Preparing the data set and sentiment labeling was a long and tough process in this research. The data was collected by selecting the tweet through web scarping using the searched keyword on Twitter. Tweet related to xy airline will be taken from January 1st 2017 to January 1st 2020. The three years’ time range was taken with the purpose to avoid any biased to only one incident. If there were by chance happened a big incident, the tweet (sentiment) would also increase (Tsolmon, Kwon, & Lee, 2012). The tweet that has been selected will then be processed in the pre-cleansing to get the tweet data set sentiment by the amount of 27.462 tweet. The process intent to clean the irrelevant data set, like tweet from an account that sells beauty products and uses the #xyairline hashtag to promote their products, which in other word oust the tweet that do not have any sentiment, opinions, and information related to xy airline. However, news accounts will not be ousted as it was part of the sentiment actor. News and personal account are both have the same status in twitter which are the actors of people in the online community (Tomasoa, Iriani, & Sembiring, 2019).

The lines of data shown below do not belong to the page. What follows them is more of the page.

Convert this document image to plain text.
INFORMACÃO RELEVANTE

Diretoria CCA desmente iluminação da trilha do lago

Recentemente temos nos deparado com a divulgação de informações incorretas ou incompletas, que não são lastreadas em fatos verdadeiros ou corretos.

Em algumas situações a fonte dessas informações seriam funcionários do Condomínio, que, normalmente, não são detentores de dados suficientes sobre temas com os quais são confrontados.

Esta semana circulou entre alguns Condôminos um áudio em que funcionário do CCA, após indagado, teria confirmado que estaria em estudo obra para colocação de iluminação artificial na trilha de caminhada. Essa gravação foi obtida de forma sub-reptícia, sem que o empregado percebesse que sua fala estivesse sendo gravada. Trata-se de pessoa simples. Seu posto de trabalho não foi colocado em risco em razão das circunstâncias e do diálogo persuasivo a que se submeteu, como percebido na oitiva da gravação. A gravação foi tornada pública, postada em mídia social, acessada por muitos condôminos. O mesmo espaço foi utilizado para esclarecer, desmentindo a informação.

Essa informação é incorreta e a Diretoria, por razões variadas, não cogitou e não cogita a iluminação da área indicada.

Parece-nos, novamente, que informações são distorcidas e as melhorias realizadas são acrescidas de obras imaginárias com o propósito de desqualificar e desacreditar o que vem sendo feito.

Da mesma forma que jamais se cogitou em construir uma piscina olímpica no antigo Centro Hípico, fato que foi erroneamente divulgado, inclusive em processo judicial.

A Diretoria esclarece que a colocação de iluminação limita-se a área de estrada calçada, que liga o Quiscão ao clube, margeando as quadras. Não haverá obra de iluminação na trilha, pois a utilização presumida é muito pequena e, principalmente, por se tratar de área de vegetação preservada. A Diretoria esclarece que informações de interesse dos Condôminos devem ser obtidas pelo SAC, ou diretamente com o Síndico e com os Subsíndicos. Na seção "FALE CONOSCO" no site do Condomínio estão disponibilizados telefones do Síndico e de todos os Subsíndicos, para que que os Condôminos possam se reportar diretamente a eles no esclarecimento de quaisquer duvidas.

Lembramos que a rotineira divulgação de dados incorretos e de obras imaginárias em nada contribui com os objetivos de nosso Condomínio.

The collected data set will the be labelled with sentiment positive, neutral, and negative manually. The result of the labeling data next will go through the triangulation process to acquire the valid labeling data (Lemon & Hayes, 2020). The triangulation method is done according to the triangulation theory that referred to the book Sentiment Analysis Mining (Liu, 2019) and Triangulation observer (expert judgement) by a language expert (humanities). To specify the positive, neutral, and negative sentiment category (expert judgement) the data set will be used as an semantic analysis approach. Theoretically, if the Natural Semantic Metalanguage theory was used, there would be 65 primary lexicons (natural). In relation to this study, the sentiment aspect including the ‘feel’ of the natural semantic that akin to emotional expression, for instance angry, dissatisfied, completely dissatisfied, very angry, and many other; whereas the satisfied expressions being flattered, happy, feeling good and others; where neutral expressions gave an unbiased and indifferent responses.



Picture 1

Stages of Sentimen Analisis in the LSTM architecture

Data Pre-processing

The pre-processing is a process to help the algorithm learning in data training. This process was done to alter the unstructured data to a more structure data in order to simplify the data processing. Tweet in a regional or abbreviation language will be translated so that the data will be processed and aligned with Indonesian language. There are a few steps in the Text pre-processing in this study, which are:

a)     Cleansing: Cleansing is where the non-alphabetic characters are removed to reduce the noise. Punctuations, symbols like ‘@’ to mention accounts, hashtags (#), emoticons, and link from websites were the characters that was removed in this process.

b)     Case Folding: In this process, tweet that has been through the cleansing process will then convert all the characters to lower case.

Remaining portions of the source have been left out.